O Doctor levantou o braço, revelando a chave de fendas sónica e confundiu o filtro de perceção da Rainha, prendendo-a na forma humana de Rosanna Calvierri.
― Que farás agora, Sua Santidade? Se ficares nessa forma por muito tempo, os teus filhos poderão pensar que és comida.
― Comida? ― exclamou Amy alarmada.
― Essa foi a razão pela qual disse que não era boa ideia atravessar o canal a nado. Os saturnyns são uma espécie aquática carnívora, para eles nós somos comida, assim como Sua Majestade. Já decidiu o que fazer?
― Não posso negar esposas aos meus filhos! Esperaram por muito tempo…
― Mas se morreres, levarás contigo todos os teus dez mil filhos ― O casal olhou estonteado. ― Ah! Tinha-me esquecido de mencionar esse pequeníssimo pormenor? ― Os Pond assentiram lentamente com a cabeça, incapazes de pronunciar uma única palavra.
― Não temos para onde ir. O nosso planeta natal está perdido.

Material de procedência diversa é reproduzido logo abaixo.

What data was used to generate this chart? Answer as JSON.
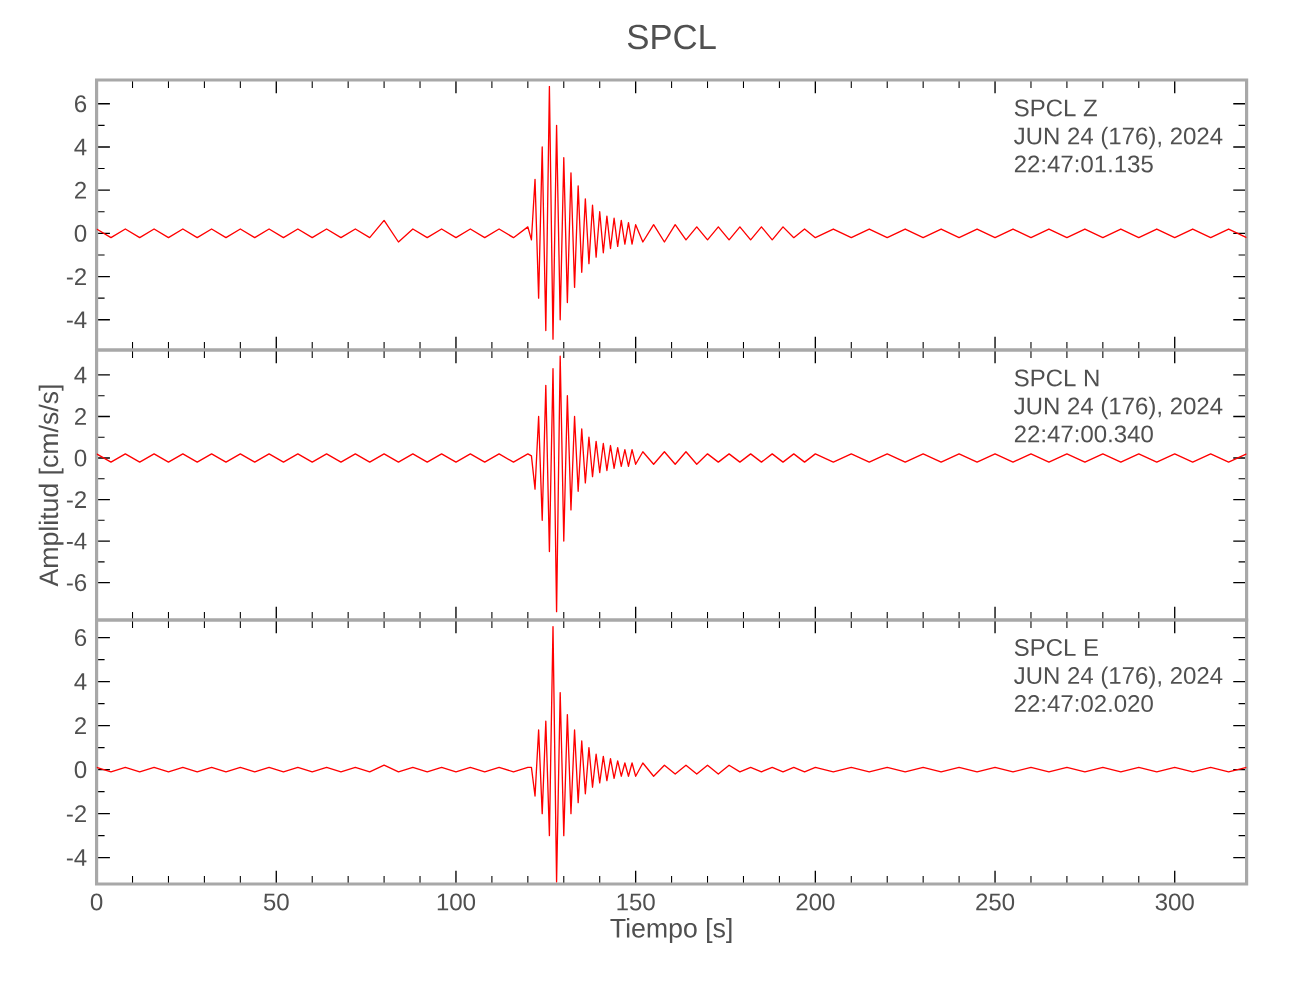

― Perdido? Como assim perdido? Gallifrey também está perdido, por muito tempo pensei que o meu mundo tinha sido destruído. Mas se está perdido e não destruído, podemos voltar a encontrar os nossos lares, juntos!
― Gallifrey dizes… És um Time Lord! É culpa da tua raça que nós, saturnyns e tantas outras raças ao longo do Universo tenhamos perdido os nossos mundos, porque deveria acreditar em ti? Se o nosso destino jaz nas tuas mãos, estamos melhor mortos! ― A Rainha saltou para o canal sendo consumida pelos seus próprios filhos, marcando a extinção de mais uma raça alienígena, da qual o Doctor sempre se culparia.
― Não! ― gritou o Doctor em agonia ― Porque fizeste isso? Porque não confiaste em mim? Desde quando as palavras “Time Lords” equivalem a uma sentença de morte? O que é que fizemos meus irmãos? ― O alien com fantástico cabelo caiu de joelhos, ponderando se as suas boas ações alguma vez contrastariam as horrendas decisões dos seus contemporâneos.